The ancient Greeks invented the eulogy, and Socrates noted that it is not
difficult to praise Athens among Athenians, but I have to praise Floridians in
Florida because it is clear to me that the last 26 years were the happiest of my
father’s life. Together with Carolyn, he was able literally to travel the world,
including Russia, the Caribbean, Alaska, Europe, Turkey and Greece, Australia &
New Zealand. He got to play golf year-round, which he loved. He finally got to
own a boat, and I remember him telling me that the happiest two days of a
boater’s life are, #1, the day the boat is bought, and #2, the day the boat is sold.
Carolyn, I’ve spent the last week with you and I know now better than at
any time before how much you loved my father. Now, “Tony’s kids” love our
mother and always will, but we also love you, and we are grateful that you came
into our father’s life and helped to make the last 26 years such a joy for him.
I suspect many of you are learning something you didn’t know about my
father, and I am no exception.
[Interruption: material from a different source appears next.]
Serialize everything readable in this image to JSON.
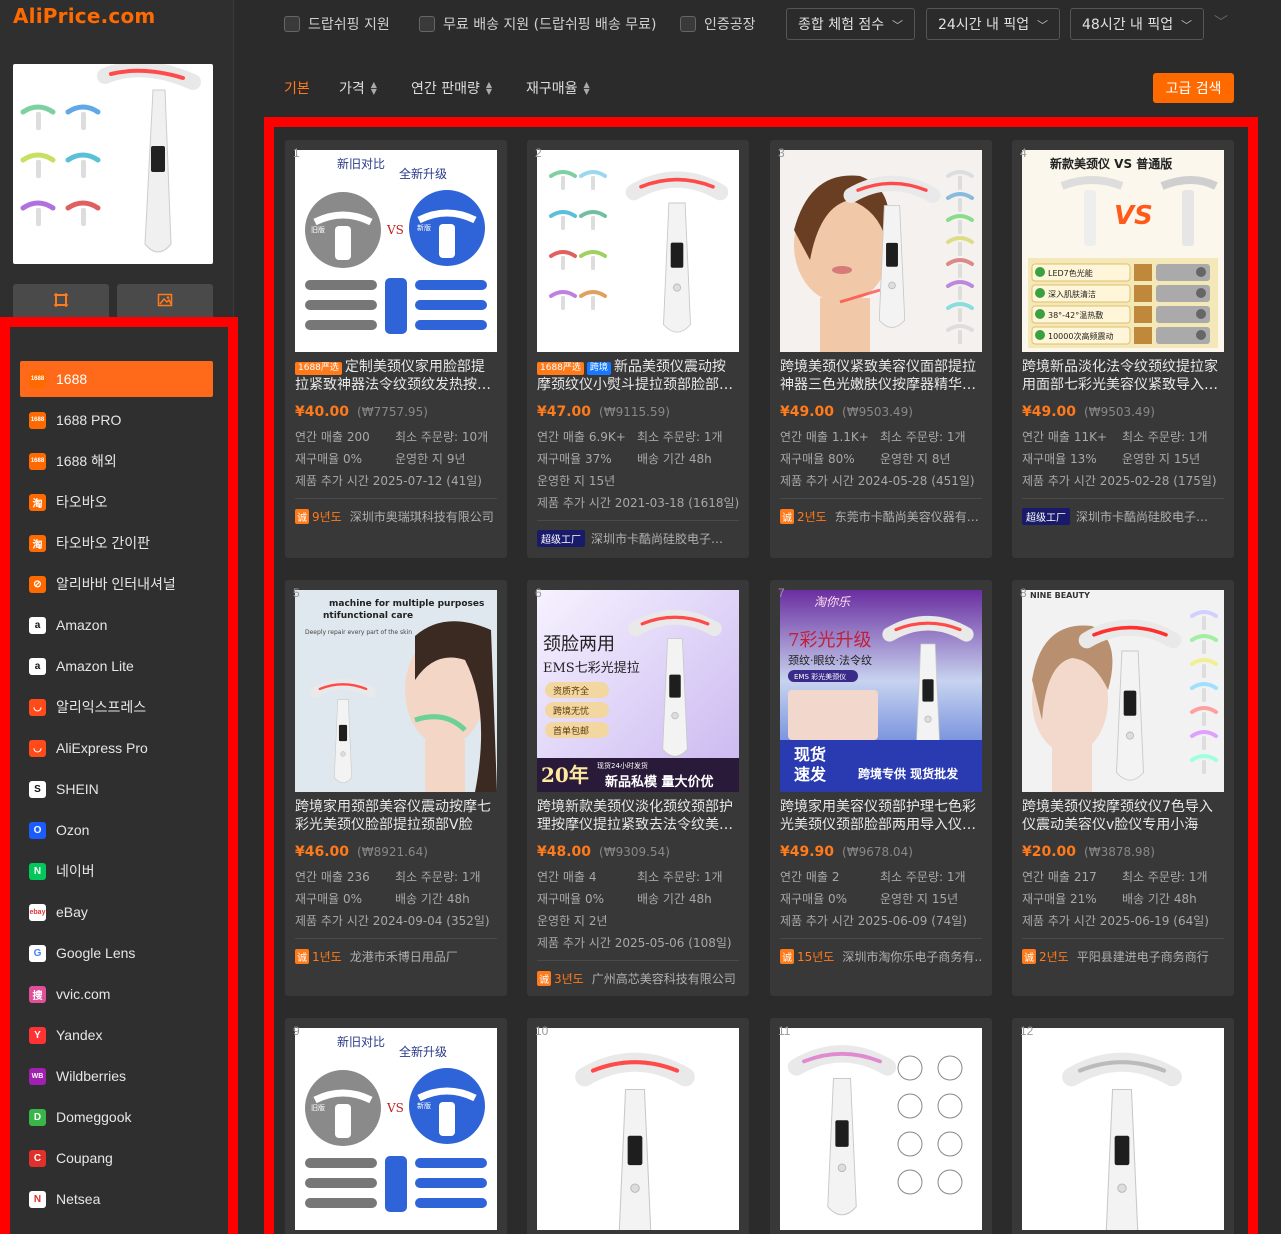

I only learned this week that my father did
volunteer work with grade school children learning to read and write, two of his
passions, and a photo in the lobby show him with his students. I also just learned
that he loved to dance.
I suspect this is true just about everyone—we all have stories, experiences,
and accomplishments that even those close to us might not know about. So I hope
this experience will encourage all of you, as it has me, to keep the bonds of
friendship and family strong, because each of our books do have a final chapter,
and we do not write them alone. All of our life chapters are co-authored, so to
speak, and it is good to stay in touch with our co-authors.
I want to close by quoting my father twice more. My brother Pat found an
article in the St. Petersburg Times about the apparently trivial act of tipping in
restaurants. But what my father had to say shows an admirable empathy to what I
think of as the Mae Blalocks of the world.
“Let’s consider the server for a moment, a waitress say,” he writes.
“She probably works an eight-hour shift, on her feet, carrying heavy
trays of food, trying to keep everyone’s orders straight, taking guff
from ill-tempered, finicky diners. She may have a couple of kids at
home depending on her. Maybe her boyfriend has just announced he’s
splitting. Maybe she has a touch of arthritis.” Do what you want,
Schiappa writes. He’ll continue to tip well.
The last quote is from my 5th grade autograph book, in which he wrote, with his
characteristic wit, “To Eddie; May his father live a long and prosperous life.” A
well-turned phrase, and one that turned out to be an accurate prediction.
Thank you for sharing this day with us.